Despite its shortcomings, carbon pricing has accustomed powerful imagined entities to the idea that they will have to integrate decarbonization in their decisions. It has prodded actors to initiate efforts to build new technologies and business models that can economically cut emissions to a meaningful extent. In its present form, the system seems to be failing at its task and the time for course correction is running out quickly. Deep cuts in emissions is crucial to reduce the impact of global warming. As countries continue to post record economic growth on the back of burning coal and cheap fossil fuels, thousands of miles apart, ice is silently turning into water.
A strong political will, effective policy, robust carbon pricing, reduced protectionism and deep investments in technology for renewables along with carbon capture is imperative. There is strong evidence that cleantech innovation creates more knowledge ‘spillovers’ than dirty technologies. A policy intervention that encourages cleantech while discouraging dirty tech has the potential to increase overall rate of innovation. As long-term growth is entirely driven by innovation and technological progress, it follows that such policies would also boost economic growth.

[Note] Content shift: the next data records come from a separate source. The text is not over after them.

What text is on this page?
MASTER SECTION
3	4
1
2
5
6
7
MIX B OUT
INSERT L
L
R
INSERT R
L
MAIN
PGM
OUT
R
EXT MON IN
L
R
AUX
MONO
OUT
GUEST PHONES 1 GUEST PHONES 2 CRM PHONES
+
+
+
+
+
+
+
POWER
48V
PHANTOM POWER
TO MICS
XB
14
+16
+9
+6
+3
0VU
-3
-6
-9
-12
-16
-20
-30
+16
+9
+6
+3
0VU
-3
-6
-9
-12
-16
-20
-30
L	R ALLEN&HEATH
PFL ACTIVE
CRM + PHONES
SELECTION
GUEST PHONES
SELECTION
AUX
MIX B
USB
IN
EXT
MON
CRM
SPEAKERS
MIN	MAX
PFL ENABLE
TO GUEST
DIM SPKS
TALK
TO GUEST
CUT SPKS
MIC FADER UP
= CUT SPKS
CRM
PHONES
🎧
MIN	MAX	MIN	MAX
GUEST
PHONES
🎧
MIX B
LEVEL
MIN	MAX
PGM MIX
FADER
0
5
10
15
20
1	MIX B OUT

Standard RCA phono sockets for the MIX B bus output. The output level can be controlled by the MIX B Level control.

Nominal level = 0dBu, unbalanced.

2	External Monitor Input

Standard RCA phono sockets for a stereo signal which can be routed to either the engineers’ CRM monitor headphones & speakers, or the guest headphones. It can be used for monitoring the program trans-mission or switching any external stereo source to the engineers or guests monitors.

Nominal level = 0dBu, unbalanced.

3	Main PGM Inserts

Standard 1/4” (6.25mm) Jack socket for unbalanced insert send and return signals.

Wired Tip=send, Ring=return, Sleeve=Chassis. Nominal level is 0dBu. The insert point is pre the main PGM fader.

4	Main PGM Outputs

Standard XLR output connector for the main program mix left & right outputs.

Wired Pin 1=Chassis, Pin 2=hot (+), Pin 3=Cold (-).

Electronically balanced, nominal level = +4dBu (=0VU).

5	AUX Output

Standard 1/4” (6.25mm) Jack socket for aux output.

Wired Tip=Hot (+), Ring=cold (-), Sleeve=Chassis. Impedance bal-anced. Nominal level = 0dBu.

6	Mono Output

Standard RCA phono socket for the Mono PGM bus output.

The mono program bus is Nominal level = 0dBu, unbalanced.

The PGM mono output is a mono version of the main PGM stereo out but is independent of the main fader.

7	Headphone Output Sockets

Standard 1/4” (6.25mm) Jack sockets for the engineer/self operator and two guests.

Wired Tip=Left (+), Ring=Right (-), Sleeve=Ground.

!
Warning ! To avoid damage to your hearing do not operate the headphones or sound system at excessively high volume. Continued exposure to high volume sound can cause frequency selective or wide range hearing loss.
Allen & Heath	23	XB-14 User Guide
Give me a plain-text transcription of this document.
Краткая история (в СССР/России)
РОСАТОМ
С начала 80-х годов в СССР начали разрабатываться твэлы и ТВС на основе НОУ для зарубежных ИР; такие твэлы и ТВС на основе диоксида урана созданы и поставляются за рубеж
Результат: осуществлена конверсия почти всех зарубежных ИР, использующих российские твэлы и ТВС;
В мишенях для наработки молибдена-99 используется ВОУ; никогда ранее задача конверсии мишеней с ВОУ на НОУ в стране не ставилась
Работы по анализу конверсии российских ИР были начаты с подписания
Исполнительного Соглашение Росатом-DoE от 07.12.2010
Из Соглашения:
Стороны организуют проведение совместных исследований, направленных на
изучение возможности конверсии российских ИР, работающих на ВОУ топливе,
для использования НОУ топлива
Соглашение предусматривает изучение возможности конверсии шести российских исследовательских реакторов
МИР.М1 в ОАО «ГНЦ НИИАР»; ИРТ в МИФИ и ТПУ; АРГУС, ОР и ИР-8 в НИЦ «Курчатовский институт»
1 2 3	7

The innovative activity caused by the effect of EU ETS is estimated to have resulted in more cleantech patents than would have otherwise emerged. Moreover, the positive impact on innovation decreases with the number of permits obtained for free. As a proxy for research and innovation, patent data potentially understates the true scale of the activity.
Micro-data at the company and plant levels is becoming more available. These data sets will prove an important stimulus for researching the impact of the EU ETS in the years to come. There will also be an emphasis on understanding the channels and mechanisms through which companies respond to the policy. The academic literature remains in its infancy for addressing cost-effectiveness credibly but, with time, such analysis should become possible.
We have successfully dealt with large environmental issues in the past but, this requires a collective effort from individual, political, technological and economical wings at a global scale. Once we accept the pressing need for action, only then can we pressure for a more robust EU ETS.